Figure 5 illustrates the DistFit™  generated mass distributions obtained from the three background sampling sites. The data for each site was averaged and plotted by season (winter, summer). Despite the differences in environmental conditions (Minneapolis—urban; Duluth—light industrial; Ely—rural, pristine), all plots illustrate a bimodal distribution of size-fractionated particulate matter. A cursory inspection of the plots indicates that, as anticipated, Minneapolis has the highest mass of aerosol particulate matter during both summer and winter seasons. Of notable interest, Ely shows higher concentrations than may be expected for a pristine background site when compared to the light industrial and urban sites of Duluth and Minneapolis, but this may be due to the sampling height being at ground level surrounded by trees at Ely compared to the high roof top sampling at the other two sites.

CONCLUSIONS

Three 120 MOUDI-II cascade impactors were collocated in an aerosol test chamber and evaluated to determine if differences existed between them as measured by their MMADs and GSDs when sampling the same polydisperse aerosol. The test aerosol was oleic acid tagged with uranine dye. Fluorometric analysis of the collected aerosols was used to determine the mass of particles collected on the stages of the 120 MOUDI-IIs. Five replicate tests were performed and DistFit™  was used to construct histograms from the size distribution data and to fit the data to log-normal distributions. The resulting MMADs and GSDs of the three 120 MOUDI-IIs were then compared to determine if there were measurable differences between them. The results indicated that the average MMADs and GSDs were nearly identical for the three 120 MOUDI-IIs and within the experimental uncertainties.
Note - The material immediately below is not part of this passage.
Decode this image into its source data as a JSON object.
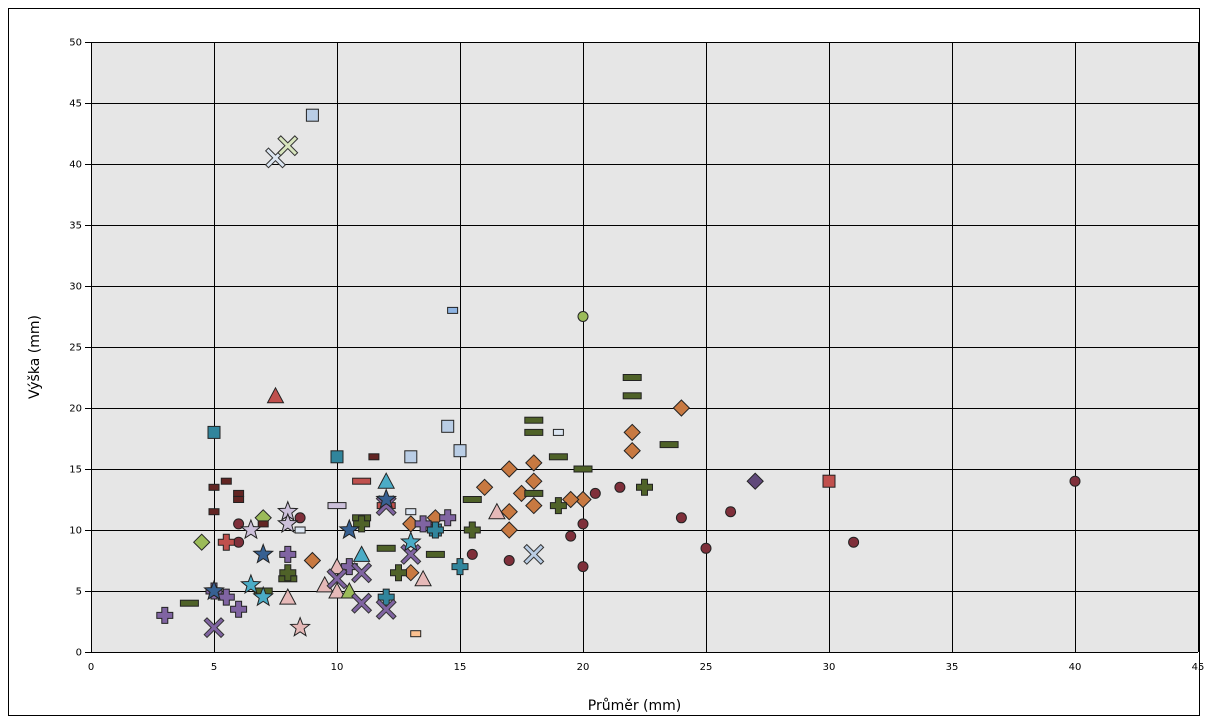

Effectiveness of using the 120 MOUDI-II for long-term particulate matter sampling, has been tested, and it has been shown that the 120 MOUDI-II is a precision instrument capable of sampling consistently, reliably, and for long intervals (up to one week), both in winter and summer time.

The enhanced ability to sample for long intervals allows the user to differentiate minute differences in size fractionated particulate matter concentrations that may be attributable to local industrial sources.